欧州初の認可を受けた無人貨物機航空会社であるドロナミクスは、来年からギリシャで配達業務を開始する予定だ。「最終的には2025年に米国で運航を開始する計画だ」と、同社の共同創業者で最高経営責任者(CEO)のSvilen Rangelovは述べている。
ブラックスワンは、2人乗りのセスナ機ほどの大きさの固定翼の無人機で、自動または半自動操縦モードで飛行可能だが、現状ではリモート操縦士によってコントロールされている。
ブラックスワンは、従来の貨物飛行機よりも輸送コストを50%抑え、炭素排出量を60%削減できるという。
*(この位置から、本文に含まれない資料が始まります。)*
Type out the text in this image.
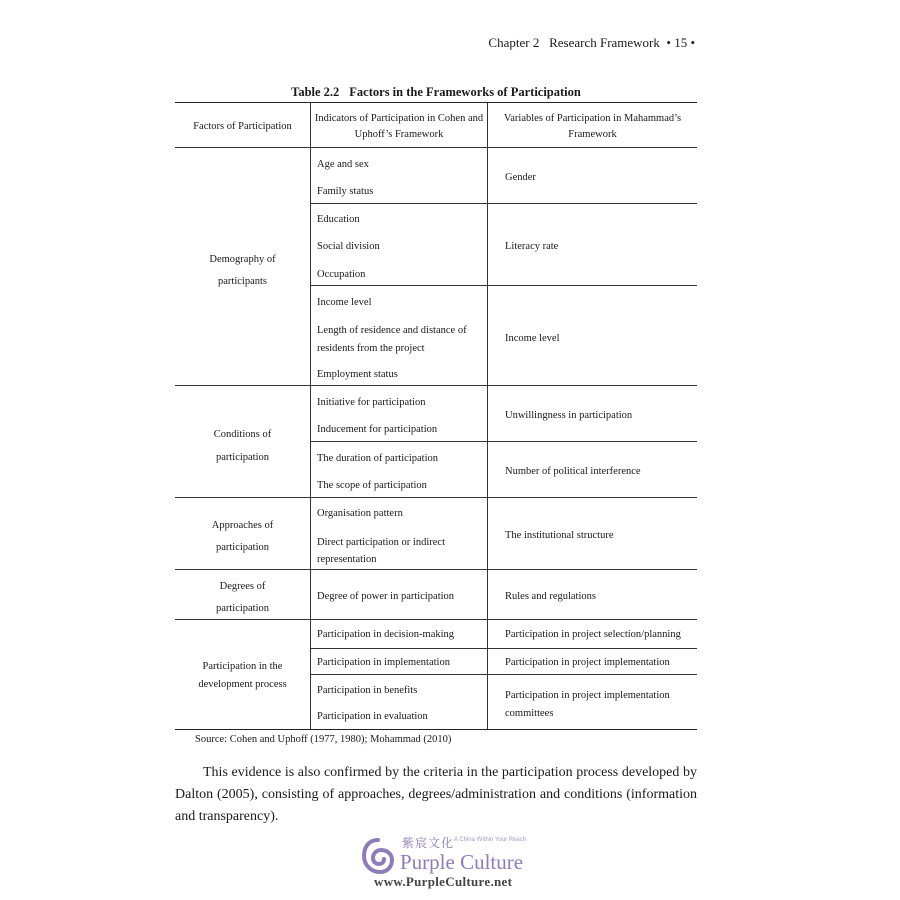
Chapter 2   Research Framework  • 15 •
Table 2.2 Factors in the Frameworks of Participation
Factors of Participation
Indicators of Participation in Cohen and
Uphoff’s Framework
Variables of Participation in Mahammad’s
Framework
Demography of
participants
Conditions of
participation
Approaches of
participation
Degrees of
participation
Participation in the
development process
Age and sex
Family status
Education
Social division
Occupation
Income level
Length of residence and distance of
residents from the project
Employment status
Initiative for participation
Inducement for participation
The duration of participation
The scope of participation
Organisation pattern
Direct participation or indirect
representation
Degree of power in participation
Participation in decision-making
Participation in implementation
Participation in benefits
Participation in evaluation
Gender
Literacy rate
Income level
Unwillingness in participation
Number of political interference
The institutional structure
Rules and regulations
Participation in project selection/planning
Participation in project implementation
Participation in project implementation
committees
Source: Cohen and Uphoff (1977, 1980); Mohammad (2010)

This evidence is also confirmed by the criteria in the participation process developed by Dalton (2005), consisting of approaches, degrees/administration and conditions (information and transparency).

紫宸文化 A China Within Your Reach
Purple Culture
www.PurpleCulture.net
従来の貨物機は複数の顧客のために大量の荷物を運び、空港からは複数のトラックに荷物を積み替えて輸送するが、ドロナミクスの場合は、350kgの積載量を単独の顧客に提供し、ピンポイントで配送する。
小型機の利点のひとつは、長い滑走路を必要としないことだ。「400m程度の未舗装の滑走路でも離着陸できる」とRangelovは語る。ブラックスワンは従来のサプライチェーンにおける複数のステップを省略し、輸送中の商品が無駄な距離を移動しないようにすることができる。
これより小型のドローンを使って少量を短距離で配送するサービスとしては、グーグルと同じアルファベット傘下のWing(ウィング)や、アイルランドのManna Aero(マナ・エアロ)、アマゾンのPrime Air(プライム・エア)などがあるが、世界の航空配送市場は巨大だ。北米だけでも、無人機配送の市場は2021年の94億3000万ドル(1兆4000億円)から、2030年までに548億1000万ドル(約8兆2000億円)に成長すると推定されている。
ドロナミクスは、ギリシャからスタートし、地中海の他の地域やアラブ首長国連邦、オーストラリア、そして米国へと拡大する計画だ。「私たちは水上飛行が中心のリスクの少ないルートから始めて、経験を積んでから、より多くのルートに拡大していく計画だ」とRangelovは語った。